Em nota à coluna, a Raízen negou ter descumprido ordem judicial. A nota diz que houve “uma ocorrência acidental de incêndio”. A manifestação, na íntegra, foi a seguinte:
“A Raízen esclarece que não houve uso de fogo após a proibição das autorizações e, consequentemente, não houve descumprimento de decisão judicial. Ressalta que eventuais ocorrências de incêndio em áreas agrícolas não devem ser confundidas com uso de fogo como método de colheita – metodologia esta não utilizada pela companhia, cuja colheita é 99% mecanizada com a adoção da mais moderna tecnologia no campo.
Importante contextualizar que tal autuação foi feita pela Cetesb em 2018, sendo que os episódios nela citados e na própria Ação Civil Pública ocorreram entre 2006 e 2010, e dizem respeito justamente a uma ocorrência acidental de incêndio, que ainda está sendo julgada administrativamente pela Cetesb, sem nenhuma decisão final até o momento. O mesmo vale para a Ação Civil Pública, ainda sem decisão definitiva sobre o tema.
Formada em 2011, a Raízen é signatária do Protocolo Agroambiental – Etanol Mais Verde, compromisso renovado em 2018 e que determina a eliminação do uso do fogo na colheita de cana no Estado de São Paulo, além de ser integrante do PAME (Plano de Auxílio Mútuo Externo), sistema de cooperativismo entre empresas nas ações de grandes emergências.
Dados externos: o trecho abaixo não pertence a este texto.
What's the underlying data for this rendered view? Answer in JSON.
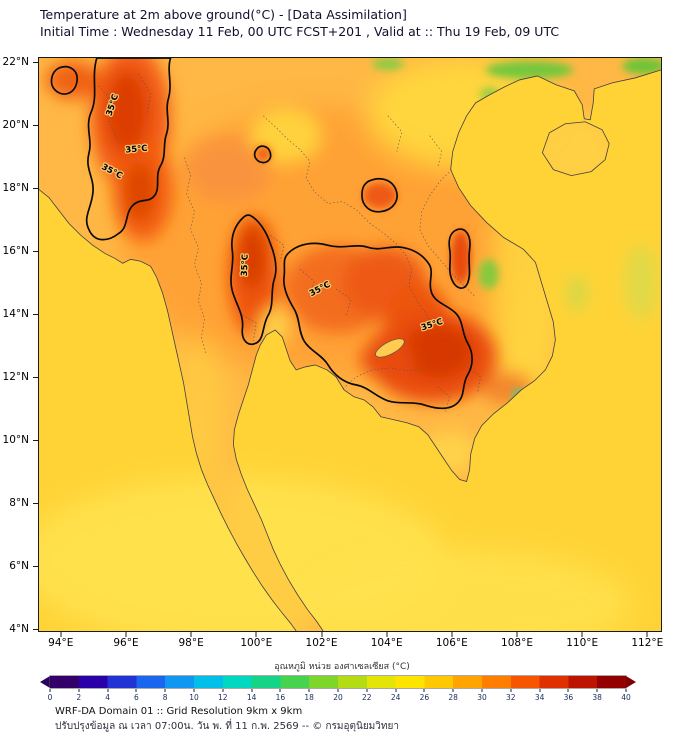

Pertinente destacar que os incêndios agrícolas são um fator prejudicial para a própria cadeia produtiva, e por isso a empresa investe massivamente em ações de prevenção, monitoramento e combate a incêndios acidentais (provenientes de fogueiras, cigarros etc.), dedicando profissionais a essa atividade, com suporte de brigadistas sob demanda. São mais de 200 caminhões e veículos utilizados, além do suporte de combate aéreo em situações extremas, e, somente em 2020, foram investidos mais R$ 10 milhões na estrutura de combate – como melhoria dos caminhões dos veículos leves e tecnologia de monitoramento – bem como na realização de campanhas de conscientização junto aos fornecedores de cana, parceiros de negócios e moradores vizinhos às operações da companhia.”